Une médecine alternative?

La densité d’ostéopathes en France est un record (49 pour 100.000 habitants) qui dépasse même les USA, pays où est née la spécialité. Divergence plus notable: les ostéopathes américains sont tous médecins, ayant suivi le même tronc de formation fondamentale. Les français, eux, sont une minorité de médecins, passés par une formation complémentaire ; les autres font 5 ans d’école privée après le BAC.

En France, l’ostéopathie est ainsi plus volontiers classée dans les médecines alternatives. Dans le pays de Claude Bernard, tout ce qui n’a pas apporté la preuve expérimentale de son efficacité est considéré comme une “patamédecine”, terme cher à Marcel-Francis Kahn, un professeur qui avait proposé en son temps aux homéopathes de venir évaluer leurs traitements dans son service. Proposition déclinée.

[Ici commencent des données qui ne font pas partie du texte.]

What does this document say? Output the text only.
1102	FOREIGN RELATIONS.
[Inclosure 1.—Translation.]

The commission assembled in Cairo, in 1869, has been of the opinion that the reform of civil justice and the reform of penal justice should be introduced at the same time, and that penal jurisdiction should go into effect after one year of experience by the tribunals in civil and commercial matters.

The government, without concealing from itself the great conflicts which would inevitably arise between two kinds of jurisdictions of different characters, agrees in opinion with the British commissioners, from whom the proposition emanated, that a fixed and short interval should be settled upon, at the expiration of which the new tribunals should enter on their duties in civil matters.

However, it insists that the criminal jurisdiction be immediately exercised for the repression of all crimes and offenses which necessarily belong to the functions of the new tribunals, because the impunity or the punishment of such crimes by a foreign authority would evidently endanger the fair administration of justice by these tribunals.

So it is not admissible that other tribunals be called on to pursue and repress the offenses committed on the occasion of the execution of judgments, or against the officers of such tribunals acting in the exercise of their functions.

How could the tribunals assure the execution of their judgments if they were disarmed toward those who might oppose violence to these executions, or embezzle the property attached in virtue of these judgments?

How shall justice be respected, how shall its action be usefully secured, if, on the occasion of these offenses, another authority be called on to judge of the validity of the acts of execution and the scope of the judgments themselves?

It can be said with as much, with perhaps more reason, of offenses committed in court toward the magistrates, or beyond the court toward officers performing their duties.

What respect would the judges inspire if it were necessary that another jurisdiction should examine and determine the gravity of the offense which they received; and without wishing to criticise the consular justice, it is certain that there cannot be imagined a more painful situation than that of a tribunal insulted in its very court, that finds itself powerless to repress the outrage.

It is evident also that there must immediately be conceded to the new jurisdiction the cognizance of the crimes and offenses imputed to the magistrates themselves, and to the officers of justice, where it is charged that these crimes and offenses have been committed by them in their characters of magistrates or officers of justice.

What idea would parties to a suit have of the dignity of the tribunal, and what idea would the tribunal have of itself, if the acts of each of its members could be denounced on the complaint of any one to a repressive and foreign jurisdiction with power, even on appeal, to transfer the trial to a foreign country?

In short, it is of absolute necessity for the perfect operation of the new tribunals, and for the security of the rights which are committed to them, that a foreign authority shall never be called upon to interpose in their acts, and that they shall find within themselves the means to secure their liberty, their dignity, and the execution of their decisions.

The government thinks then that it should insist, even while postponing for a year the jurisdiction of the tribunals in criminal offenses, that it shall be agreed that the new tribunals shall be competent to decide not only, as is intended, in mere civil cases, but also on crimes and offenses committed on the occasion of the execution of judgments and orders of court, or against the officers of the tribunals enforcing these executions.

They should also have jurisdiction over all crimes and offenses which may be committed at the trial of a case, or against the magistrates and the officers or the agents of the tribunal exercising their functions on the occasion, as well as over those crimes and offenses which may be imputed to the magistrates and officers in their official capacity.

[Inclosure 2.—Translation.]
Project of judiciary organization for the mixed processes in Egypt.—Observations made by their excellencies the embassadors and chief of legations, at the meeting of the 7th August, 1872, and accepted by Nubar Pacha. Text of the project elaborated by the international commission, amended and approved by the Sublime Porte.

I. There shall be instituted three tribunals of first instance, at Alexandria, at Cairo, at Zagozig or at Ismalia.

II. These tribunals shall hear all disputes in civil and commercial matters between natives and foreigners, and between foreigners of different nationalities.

L’homéopathie était déjà très populaire et n’avait pas besoin d’un coup de projecteur qui risquait de l’assimiler à un placebo.

Un peu de schizophrénie médicale

Et l’ostéopathie, est-elle un placebo ou une authentique thérapeutique manuelle aux indications codifiées ? Beaucoup, dans le monde médical, donnent encore la première réponse. En discordance manifeste avec la popularité de la spécialité, à laquelle recourent même certains sceptiques affichés. Une véritable schizophrénie qui touche les plus hautes sphères ! Mon ancien patron en rhumatologie enseignait à ses étudiants que l’ostéopathie est une foutaise et se faisait manipuler en toute discrétion quand il souffrait du dos…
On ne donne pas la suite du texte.